O novo longa de Djin Sganzerla, Eclipse, teve seu cartaz oficial divulgado e já tem estreia marcada nos cinemas brasileiros para 7 de maio. O filme também integra a programação da 33ª edição do San Diego Latino Film Festival, com exibições a partir de 21 de março.
Produzido pela Mercúrio Produções, com co-distribuição da Pandora Filmes, o longa se posiciona como um thriller de construção sensorial, combinando elementos de ciência, ancestralidade e subjetividade para abordar as camadas invisíveis da violência contra a mulher.
Entre ciência, memória e ancestralidade
A narrativa acompanha Cleo, uma astrônoma grávida que atravessa um momento emocional delicado, até ser surpreendida pela chegada de sua meia-irmã Nalu, de origem indígena. O reencontro ativa memórias fragmentadas e conduz as duas a uma investigação que transita entre o racional e o intuitivo, criando uma tensão constante entre diferentes formas de compreender o mundo.
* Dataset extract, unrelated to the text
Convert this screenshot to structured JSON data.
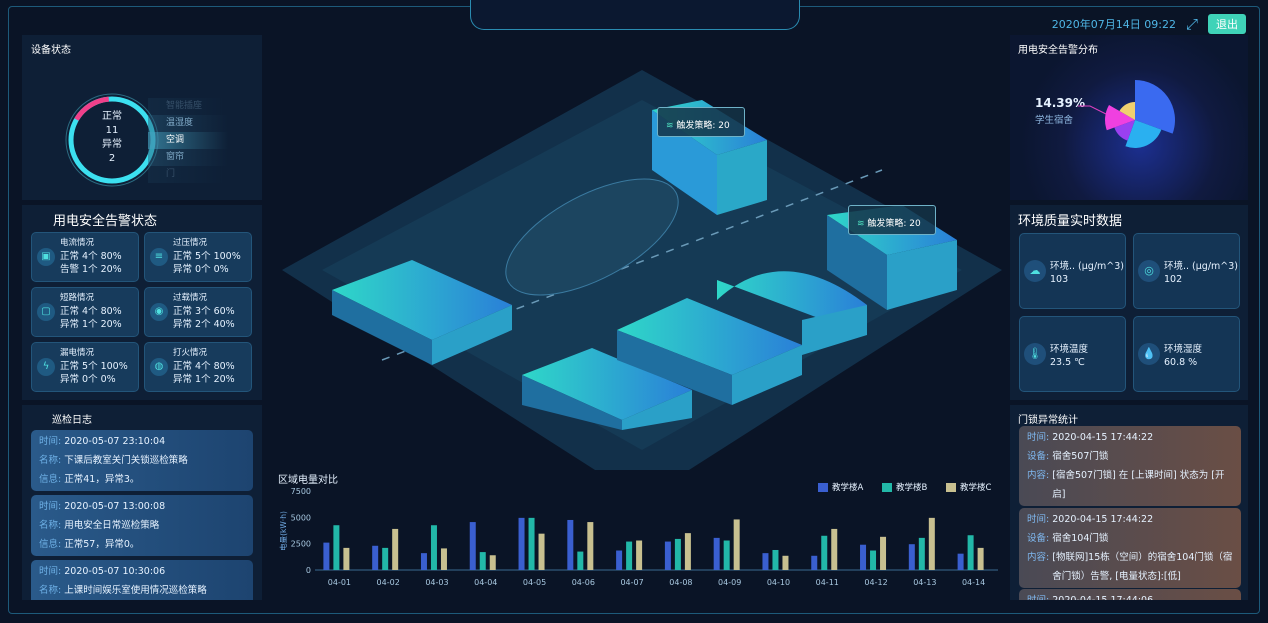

A proposta não se ancora em soluções tradicionais de gênero. Em vez disso, o filme constrói uma atmosfera marcada por simbolismo e ambiguidade, aproximando o thriller de um estudo psicológico e sensorial.
Elenco e construção estética
Além da própria diretora no elenco, o filme reúne nomes como Sergio Guizé, Helena Ignez, Selma Egrei e Clarisse Abujamra.
A construção estética privilegia a sugestão em vez da exposição direta, evitando a espetacularização da violência e apostando em uma abordagem mais subjetiva. O filme articula elementos visuais e narrativos para tensionar temas como maternidade, relações familiares e estruturas patriarcais.
Circulação em festivais e proposta temática

Antes da estreia comercial, Eclipse já circula no circuito internacional, reforçando seu posicionamento dentro do cinema latino contemporâneo. A recepção inicial destaca o equilíbrio entre discurso político e linguagem estética, especialmente na forma como o filme aborda o universo feminino sem recorrer a simplificações.
A produção parte de um eixo claro: explorar como experiências íntimas e sociais se cruzam na construção da identidade feminina, usando o thriller como estrutura, mas deslocando o foco para sensações, relações e conflitos internos.